Helly and Clare walked home; sometimes some of the boys walked part of the way with them. A different mood would settle on them all. The walk from the youth club back to the Parkins' could make you think you really were in the country: there were dark fields and trees with birds rustling in them, a few cottages with televisions flickering in rooms with turned off lights. Their voices were quiet and intimate under the high starry spaces of night, dreamy because they were invisible to one another. A kind of gallantry came out in the boys, they confessed their ambitions, which turned out to be rather honorable and stirring: one wanted to be an Air Force pilot, one wanted to work relieving poverty in Africa, one of them wanted to draw cartoons. All of these goals seemed improbable to Clare; the parents of these boys were car mechanics or worked in supermarkets or the local meat processing plant, and she had in those days, for all her socialism, a rather fixed idea of who got to be pilots and artists. (She was wrong, about the pilot at any rate.)

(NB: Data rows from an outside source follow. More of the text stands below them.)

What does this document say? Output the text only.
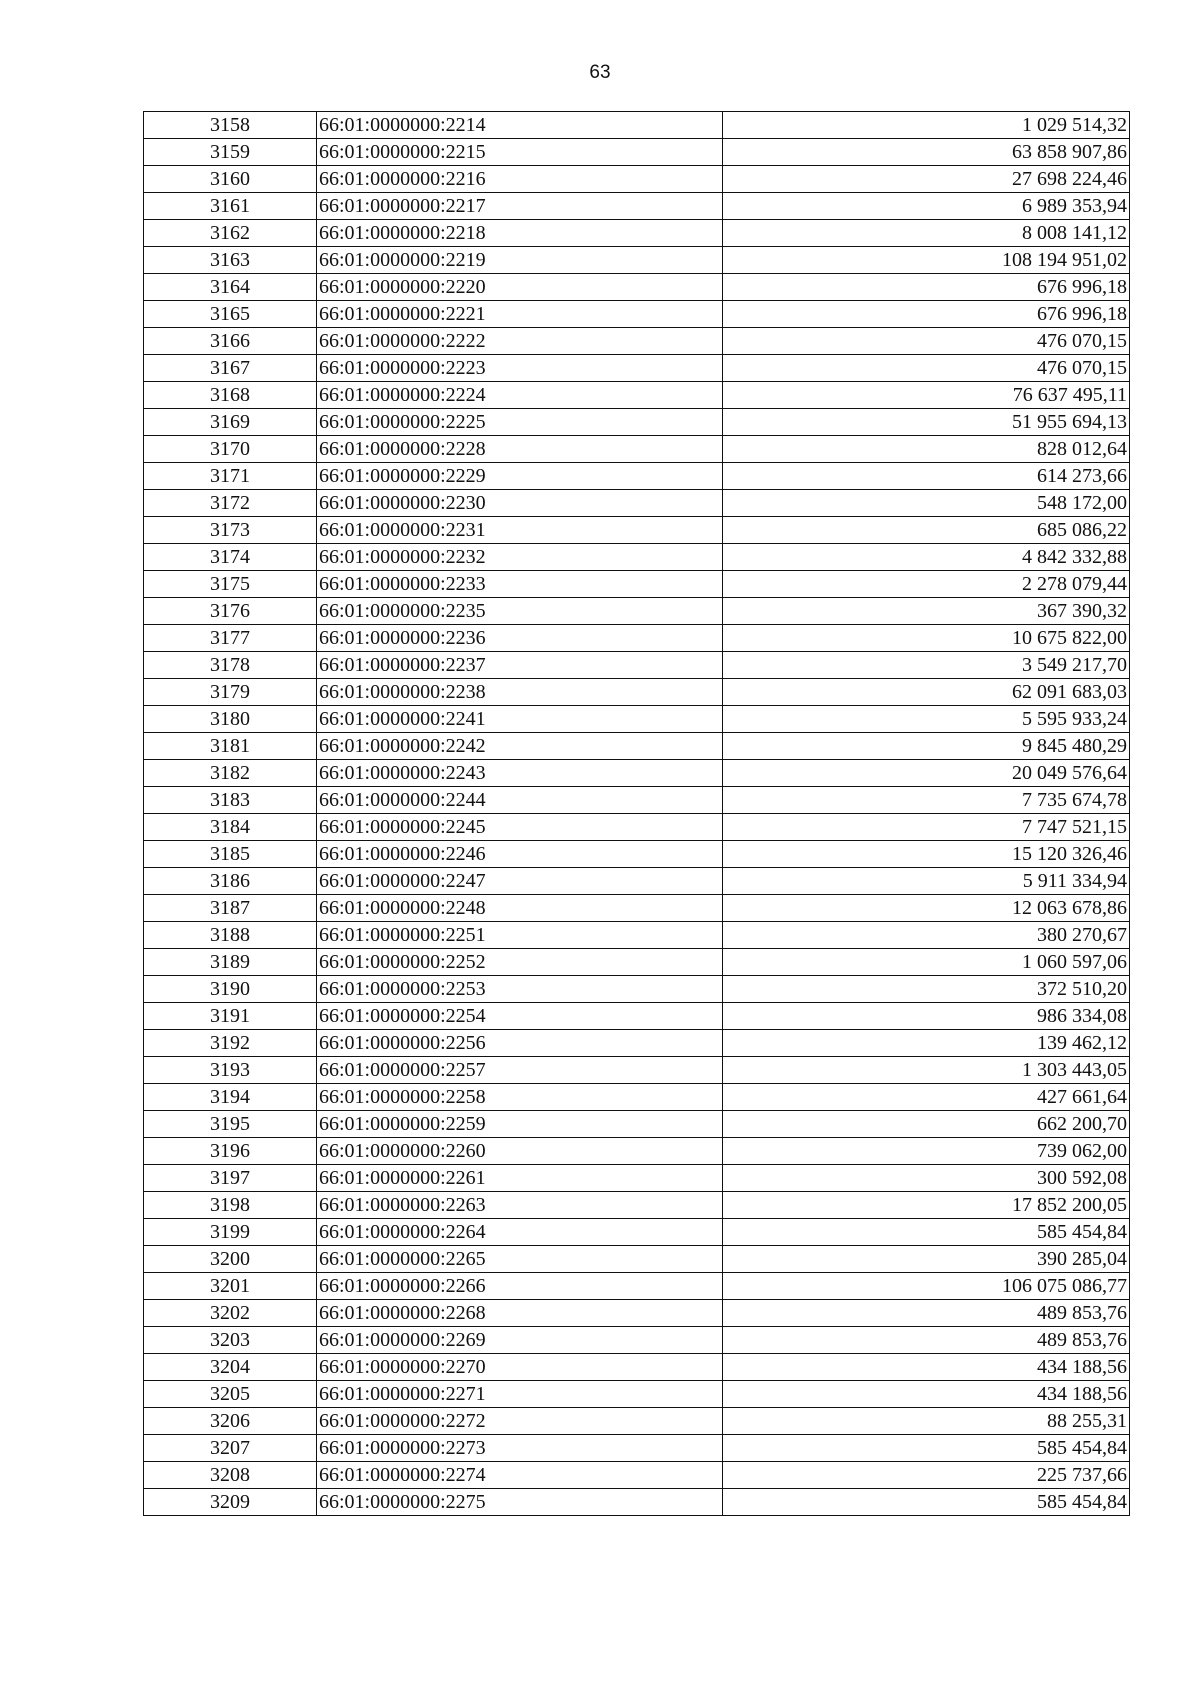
63
3158	66:01:0000000:2214	1 029 514,32
3159	66:01:0000000:2215	63 858 907,86
3160	66:01:0000000:2216	27 698 224,46
3161	66:01:0000000:2217	6 989 353,94
3162	66:01:0000000:2218	8 008 141,12
3163	66:01:0000000:2219	108 194 951,02
3164	66:01:0000000:2220	676 996,18
3165	66:01:0000000:2221	676 996,18
3166	66:01:0000000:2222	476 070,15
3167	66:01:0000000:2223	476 070,15
3168	66:01:0000000:2224	76 637 495,11
3169	66:01:0000000:2225	51 955 694,13
3170	66:01:0000000:2228	828 012,64
3171	66:01:0000000:2229	614 273,66
3172	66:01:0000000:2230	548 172,00
3173	66:01:0000000:2231	685 086,22
3174	66:01:0000000:2232	4 842 332,88
3175	66:01:0000000:2233	2 278 079,44
3176	66:01:0000000:2235	367 390,32
3177	66:01:0000000:2236	10 675 822,00
3178	66:01:0000000:2237	3 549 217,70
3179	66:01:0000000:2238	62 091 683,03
3180	66:01:0000000:2241	5 595 933,24
3181	66:01:0000000:2242	9 845 480,29
3182	66:01:0000000:2243	20 049 576,64
3183	66:01:0000000:2244	7 735 674,78
3184	66:01:0000000:2245	7 747 521,15
3185	66:01:0000000:2246	15 120 326,46
3186	66:01:0000000:2247	5 911 334,94
3187	66:01:0000000:2248	12 063 678,86
3188	66:01:0000000:2251	380 270,67
3189	66:01:0000000:2252	1 060 597,06
3190	66:01:0000000:2253	372 510,20
3191	66:01:0000000:2254	986 334,08
3192	66:01:0000000:2256	139 462,12
3193	66:01:0000000:2257	1 303 443,05
3194	66:01:0000000:2258	427 661,64
3195	66:01:0000000:2259	662 200,70
3196	66:01:0000000:2260	739 062,00
3197	66:01:0000000:2261	300 592,08
3198	66:01:0000000:2263	17 852 200,05
3199	66:01:0000000:2264	585 454,84
3200	66:01:0000000:2265	390 285,04
3201	66:01:0000000:2266	106 075 086,77
3202	66:01:0000000:2268	489 853,76
3203	66:01:0000000:2269	489 853,76
3204	66:01:0000000:2270	434 188,56
3205	66:01:0000000:2271	434 188,56
3206	66:01:0000000:2272	88 255,31
3207	66:01:0000000:2273	585 454,84
3208	66:01:0000000:2274	225 737,66
3209	66:01:0000000:2275	585 454,84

But the improbability made the boys' ambitions all the more poignant; afterward, upstairs in Helly's bedroom, the girls talked about them tenderly.

—Imagine, said Clare, if it was like the First World War. (They had been studying the war poets at school.) Imagine if they had to go off and fight, and we were going to say goodbye to them at the station. Imagine how they'd look, in their uniforms, all brave and solemn. We'd be desperate to stop them, they'd be sort of fatalistic and stubborn. Stuart Hopkin: although he's so small, he's sweet, he's really intense; imagine the look he'd give you, just as the train began to leave.…

She had real tears in her eyes, real pain in her heart.

—Imagine how we'd kiss them, said Helly, if they might not come back.

The idea of kissing hovered over those walks home, the sensation of the possibility of it brushed them for moments with its panting heat, unspoken. They might kiss where the boys turned off to go a different way. Mostly it didn't happen. Once or twice when Clare was there it happened to Helly. There was a movement with which a boy chose you, separated you off; even the rehearsal of that movement in her mind, its astonishing predatory decisiveness, could make Clare melt: that he could be so sure he wanted that, and from you! She could only imagine the total acquiescence of the flesh at such a tribute. Then he bent over you and put his arms around you and the kiss was taken while others watched and jeered, long and slow, and there were names for this too: “snogging,” and “French kissing”—techniques you were afraid you might not know.